Gregory Clark made excellent points about the misuse of the word “massacre” in relation to the Tiananmen Square carnage in 1989. But some of his observations reveal his partiality. Clark makes a case for bias in the Western media by focusing on unsubstantiated reports that up to 3,000 student protesters were killed. Yet, an Internet search shows that most reporting on the incident, both past and present, makes note that the number of deaths is widely in dispute and likely 400 to 800.

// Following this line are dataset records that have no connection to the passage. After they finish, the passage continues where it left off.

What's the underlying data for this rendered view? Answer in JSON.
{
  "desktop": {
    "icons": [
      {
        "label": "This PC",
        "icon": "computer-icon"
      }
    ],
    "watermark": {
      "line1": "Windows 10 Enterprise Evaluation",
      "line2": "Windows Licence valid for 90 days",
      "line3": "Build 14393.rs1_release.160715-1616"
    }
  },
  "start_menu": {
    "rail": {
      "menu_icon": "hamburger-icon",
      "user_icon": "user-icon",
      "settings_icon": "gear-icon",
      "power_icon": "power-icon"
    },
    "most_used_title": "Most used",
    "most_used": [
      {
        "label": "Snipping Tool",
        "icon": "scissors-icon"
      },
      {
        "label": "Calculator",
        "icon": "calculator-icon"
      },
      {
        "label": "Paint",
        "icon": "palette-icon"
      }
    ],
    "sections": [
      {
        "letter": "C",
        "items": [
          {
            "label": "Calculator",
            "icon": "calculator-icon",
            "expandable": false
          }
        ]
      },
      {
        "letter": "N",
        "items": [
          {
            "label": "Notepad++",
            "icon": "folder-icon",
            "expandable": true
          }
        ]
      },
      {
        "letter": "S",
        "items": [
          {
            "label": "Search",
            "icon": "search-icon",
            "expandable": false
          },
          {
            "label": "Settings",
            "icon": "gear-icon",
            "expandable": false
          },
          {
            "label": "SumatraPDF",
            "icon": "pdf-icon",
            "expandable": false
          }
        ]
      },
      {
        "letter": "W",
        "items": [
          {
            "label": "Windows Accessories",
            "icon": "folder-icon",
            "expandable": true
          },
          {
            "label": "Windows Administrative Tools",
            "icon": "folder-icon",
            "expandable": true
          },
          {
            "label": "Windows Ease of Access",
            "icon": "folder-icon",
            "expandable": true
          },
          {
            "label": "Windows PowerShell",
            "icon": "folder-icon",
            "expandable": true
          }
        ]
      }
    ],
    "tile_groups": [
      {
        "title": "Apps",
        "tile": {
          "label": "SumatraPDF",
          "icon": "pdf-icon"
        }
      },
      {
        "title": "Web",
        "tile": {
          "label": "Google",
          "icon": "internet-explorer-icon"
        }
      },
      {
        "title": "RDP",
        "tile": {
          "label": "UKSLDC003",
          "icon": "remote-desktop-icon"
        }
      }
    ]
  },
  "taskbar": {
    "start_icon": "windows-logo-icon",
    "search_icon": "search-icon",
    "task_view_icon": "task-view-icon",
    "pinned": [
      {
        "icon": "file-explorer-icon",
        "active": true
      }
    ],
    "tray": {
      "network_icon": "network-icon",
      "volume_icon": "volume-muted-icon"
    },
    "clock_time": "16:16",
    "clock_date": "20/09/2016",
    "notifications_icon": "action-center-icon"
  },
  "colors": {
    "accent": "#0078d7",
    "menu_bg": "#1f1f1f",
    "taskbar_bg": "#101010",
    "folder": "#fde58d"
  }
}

Clark states that “we see little photo support for the other side of the story.” He ignores a piece by the New York Times’ Nicholas D. Kristof. Clark must have read it, because he cites it, reporting that Chinese authorities “described the deaths of only nine soldiers and two policemen.” Eleven military deaths hardly constitutes another side of the story, even if the civilian deaths were on the low end of the estimate.
China is ultimately responsible for any misrepresentation of the Tiananmen events. If China had allowed media to cover freely its political and social affairs, journalists would have been able to report eyewitness accounts rather than file hearsay from the confines of hotel rooms. Had the Chinese released the names of the dead students and not rushed to dispose of the bodies, Clark would not have had an article about the matter to write today.
What really irked me was Clark’s final statement that “damage from the Tiananmen myth” resulted in Western countries refusing to sell “riot-control equipment” to Beijing. China has a space program and a nuclear arsenal. They can afford to make their own damn riot-control equipment!